Die Vorteile dieses minimalinvasiven Eingriffs sind vielfältig: Die Patienten bleiben im überwachten Dämmerschlaf und erhalten gemeinsam mit schmerzlindernden Medikamenten eine lokale Betäubung.

Der Einsatz dieser Methode ist nicht für alle geeignet, die sich einem Eingriff an der Lunge unterziehen müssen.

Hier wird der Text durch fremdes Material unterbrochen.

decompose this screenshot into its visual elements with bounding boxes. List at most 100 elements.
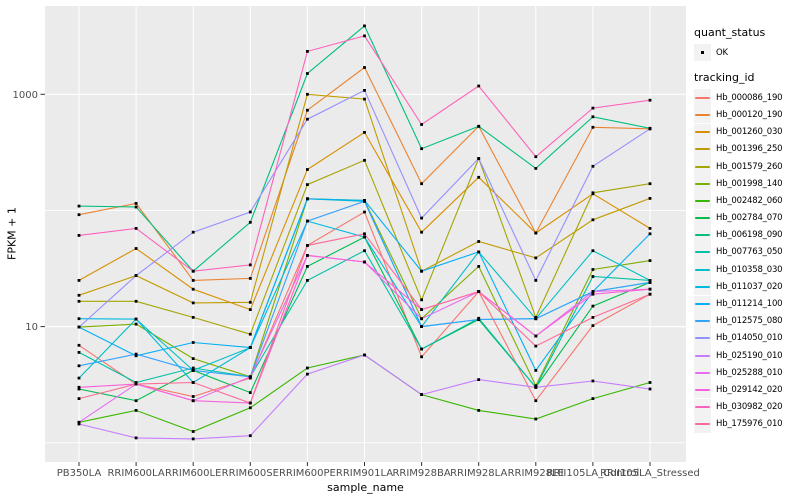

Aktuell wird diese Methode am Klinikum nur bei kleineren Eingriffen ohne Entfernung von Lungengewebe eingesetzt.

Eine gezielte Auswahl, die gemeinsam durch die Thoraxchirurgen und Anästhesisten erfolgt, soll diese Methode in Zukunft auch bei Patienten mit Lungenkrebs zur Anwendung bringen.

Gleichzeitig stellt der Eingriff hohe Anforderungen an das OP-Team. „Ich bin sehr froh, dass wir am Klinikum Ingolstadt auf ein hochspezialisiertes Anästhesieteam zurückgreifen können, das solche anspruchsvollen Anästhesieverfahren beherrscht“, sagt Andreas Tiete, Geschäftsführer Medizin und Ärztlicher Direktor am Klinikum.

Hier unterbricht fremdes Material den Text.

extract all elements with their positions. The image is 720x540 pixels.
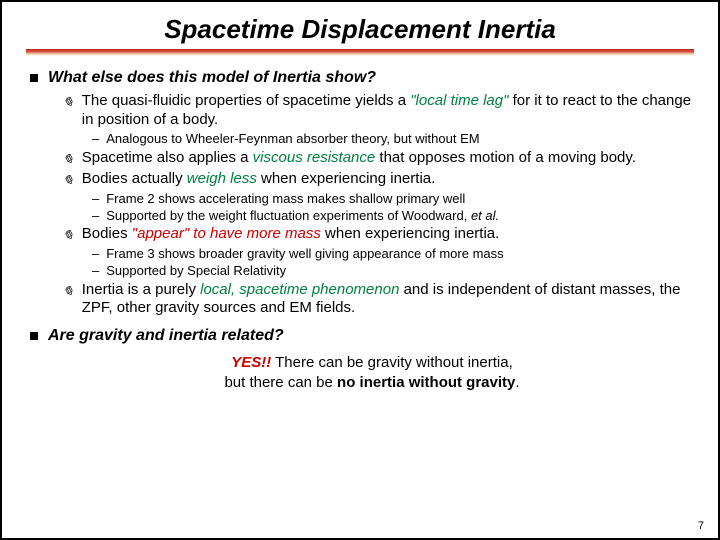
text-segment: The quasi-fluidic properties of spacetim… [82, 92, 411, 109]
sub-bullet-text: Supported by Special Relativity [106, 263, 286, 279]
text-segment: Bodies actually [82, 170, 187, 187]
square-bullet-icon [30, 332, 38, 340]
sub-bullet-1-1: – Analogous to Wheeler-Feynman absorber … [92, 131, 694, 147]
bullet-4-text: Bodies "appear" to have more mass when e… [82, 225, 500, 244]
sub-bullet-text: Frame 2 shows accelerating mass makes sh… [106, 191, 465, 207]
sub-bullet-3-2: – Supported by the weight fluctuation ex… [92, 208, 694, 224]
text-segment: Inertia is a purely [82, 281, 200, 298]
text-segment: . [515, 374, 519, 391]
emphasis-bold: no inertia without gravity [337, 374, 515, 391]
emphasis-green: viscous resistance [253, 149, 376, 166]
emphasis-italic: et al. [471, 208, 499, 223]
slide-content: What else does this model of Inertia sho… [26, 68, 694, 393]
question-1: What else does this model of Inertia sho… [30, 68, 694, 89]
pencil-bullet-icon: ✎ [60, 151, 76, 168]
sub-bullet-text: Supported by the weight fluctuation expe… [106, 208, 499, 224]
bullet-3: ✎ Bodies actually weigh less when experi… [62, 170, 694, 189]
text-segment: There can be gravity without inertia, [271, 354, 513, 371]
text-segment: but there can be [224, 374, 337, 391]
square-bullet-icon [30, 74, 38, 82]
question-1-text: What else does this model of Inertia sho… [48, 68, 376, 89]
text-segment: when experiencing inertia. [257, 170, 435, 187]
dash-bullet-icon: – [92, 208, 99, 223]
sub-bullet-4-1: – Frame 3 shows broader gravity well giv… [92, 246, 694, 262]
bullet-1: ✎ The quasi-fluidic properties of spacet… [62, 92, 694, 130]
page-number: 7 [698, 520, 704, 532]
pencil-bullet-icon: ✎ [60, 283, 76, 300]
closing-answer: YES!! There can be gravity without inert… [50, 353, 694, 394]
dash-bullet-icon: – [92, 191, 99, 206]
bullet-3-text: Bodies actually weigh less when experien… [82, 170, 436, 189]
text-segment: when experiencing inertia. [321, 225, 499, 242]
text-segment: that opposes motion of a moving body. [375, 149, 636, 166]
sub-bullet-text: Analogous to Wheeler-Feynman absorber th… [106, 131, 479, 147]
slide-frame: Spacetime Displacement Inertia What else… [0, 0, 720, 540]
text-segment: Spacetime also applies a [82, 149, 253, 166]
bullet-5-text: Inertia is a purely local, spacetime phe… [82, 281, 694, 319]
text-segment: Bodies [82, 225, 132, 242]
pencil-bullet-icon: ✎ [60, 94, 76, 111]
bullet-4: ✎ Bodies "appear" to have more mass when… [62, 225, 694, 244]
bullet-2-text: Spacetime also applies a viscous resista… [82, 149, 636, 168]
closing-line-2: but there can be no inertia without grav… [50, 373, 694, 393]
dash-bullet-icon: – [92, 246, 99, 261]
pencil-bullet-icon: ✎ [60, 172, 76, 189]
emphasis-green: "local time lag" [410, 92, 508, 109]
sub-bullet-text: Frame 3 shows broader gravity well givin… [106, 246, 503, 262]
emphasis-red: "appear" to have more mass [132, 225, 321, 242]
bullet-5: ✎ Inertia is a purely local, spacetime p… [62, 281, 694, 319]
closing-line-1: YES!! There can be gravity without inert… [50, 353, 694, 373]
sub-bullet-4-2: – Supported by Special Relativity [92, 263, 694, 279]
title-divider [26, 49, 694, 56]
text-segment: Supported by the weight fluctuation expe… [106, 208, 471, 223]
emphasis-red-bold: YES!! [231, 354, 271, 371]
slide-title: Spacetime Displacement Inertia [26, 14, 694, 45]
emphasis-green: local, spacetime phenomenon [200, 281, 399, 298]
dash-bullet-icon: – [92, 131, 99, 146]
question-2: Are gravity and inertia related? [30, 326, 694, 347]
sub-bullet-3-1: – Frame 2 shows accelerating mass makes … [92, 191, 694, 207]
dash-bullet-icon: – [92, 263, 99, 278]
pencil-bullet-icon: ✎ [60, 227, 76, 244]
bullet-1-text: The quasi-fluidic properties of spacetim… [82, 92, 694, 130]
bullet-2: ✎ Spacetime also applies a viscous resis… [62, 149, 694, 168]
emphasis-green: weigh less [187, 170, 257, 187]
question-2-text: Are gravity and inertia related? [48, 326, 284, 347]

Im Verlauf der Operation müsse es jederzeit möglich sein, doch noch auf eine künstliche Beatmung umzusteigen. „Die Einführung patientenschonender Techniken und Methoden haben für uns einen hohen Stellenwert“, erklärt der für Finanzen zuständige Geschäftsführer Jochen Bocklet.

Das sind die Schwerpunkte der Thoraxchirurgie



Die Schwerpunkte der Sektion Thoraxchirurgie am Klinikum liegen in der vorwiegend minimal-invasiven Tumorchirurgie (Lungen- und Speiseröhrenkrebs) und der Chirurgie am Brustkorb (insbesondere der septischen Chirurgie).

Swatek ist nach Angaben des Klinikums außerdem besonders spezialisiert, Eingriffe im Mediastinum, einer Körperhöhle zwischen den beiden Lungenflügeln, vorzunehmen. Dabei handele es sich um einen chirurgisch anspruchsvollen Bereich, weil dort viele Nerven, Gefäße und Lymphbahnen verlaufen.